An efficient probabilistic framework for the long-term fatigue assessment of large diameter steel risers

Abstract

Using recent advances in data analytics techniques and tools, this paper proposes a novel data-centric paradigm for riser fatigue analysis in which practitioners can efficiently make use of large hindcast and measured metocean datasets directly in the design process. In the conventional fatigue design method for offshore risers systems, in order to reduce the computational cost practitioners tend to condense large hindcast metocean datasets into small wave datasets, so-called wave scatter diagrams, to represent the long-term variation in significant wave height, Hs, and peak period, Tp, at a site of interest. These methods tend to predict rather conservative riser loading conditions and hence fatigue lives due to the information lost in the condensing method, which can limit the application of steel catenary and lazy wave risers (SCRs and SLWRs) with larger diameters (outside diameter, OD > 18") whose design is governed by fatigue.

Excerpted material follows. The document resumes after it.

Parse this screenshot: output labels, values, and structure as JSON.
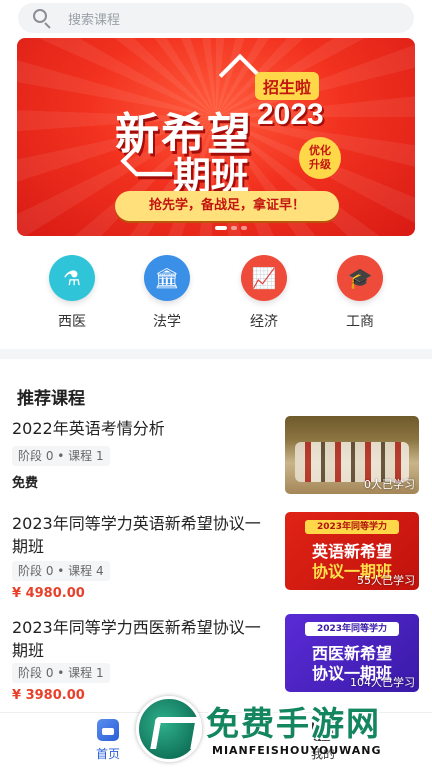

This paper proposes enhanced frameworks for more accurate prediction of the fatigue life of SCRs and SLWRs located in swell dominant regions by enabling the direct use of large measured and hindcast metocean datasets in the fatigue design process of risers. Firstly, we introduce a novel detailed framework that uses an “ANN-based technique” with a “representative (P50) year” concept to enable large metocean datasets to be directly used for accurate estimation of riser fatigue life that is suitable for detailed design stages. Secondly, we propose an alternative innovative framework based on the use of Monte Carlo methods for more efficient long-term fatigue assessment of risers. Finally, we demonstrate the usefulness of the proposed frameworks by calculating the riser fatigue lives and comparing them against those obtained via conventional wave-condensing strategies. For the case studied here, the results show that using the proposed framework can significantly increase the estimated riser fatigue life over the values estimated using conventional wave condensing methods.